The decoder decisions e on the most-likely error patterns have been obtained by passing the received words ythrough an Ordered-Statistics Decoder. Note that e is a binary error pattern.

A training example is a pair [y(i,:), e(i,:)]. The dataset provides L such examples Please refer to the paper for more details about the various sampling methods used to generate the training data.

Here is a function to load one of the datasets into Pytorch.

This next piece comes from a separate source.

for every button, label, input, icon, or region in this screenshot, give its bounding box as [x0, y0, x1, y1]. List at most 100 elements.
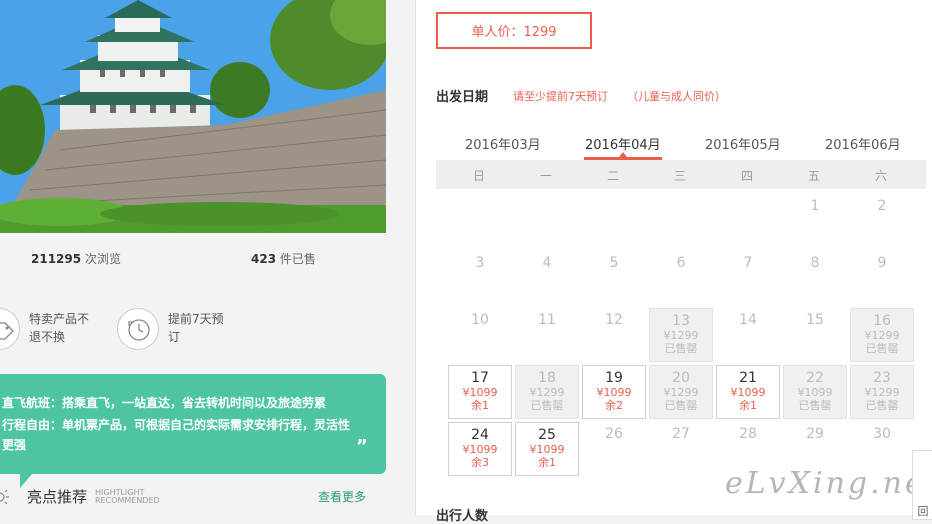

It takes as input the dataset filename mat_file and returns the training examples as a tuple of two torch.float32 tensors (y, e):

import torch, h5py, scipy.io, numpy as np
from torch import Tensor

def load_matlab_data(mat_file: str) -> tuple[Tensor, Tensor]:
    """Load received words y and target error patterns e from a MATLAB .mat file."""
    try:
        # v7 mat files or earlier are supported by scipy.io
        matlab_data = scipy.io.loadmat(mat_file, squeeze_me=True)
        y = torch.tensor(matlab_data["y"], dtype=torch.float32)
        e = torch.tensor(matlab_data["e"], dtype=torch.float32)
    except NotImplementedError:
        # but not v7.3 (=HDF5) mat files, for which we need h5py
        f = h5py.File(mat_file,'r')
        y = torch.from_numpy(f["y"][:].astype(np.float32).transpose())
        e = torch.from_numpy(f["e"][:].astype(np.float32).transpose())
    return y, e

As a final note, we only provide datasets of MLD error patterns, but each of them can be turned into a dataset of true error patterns by simply taking the bit-by-bit hard-decision on the received words y as new training targets e.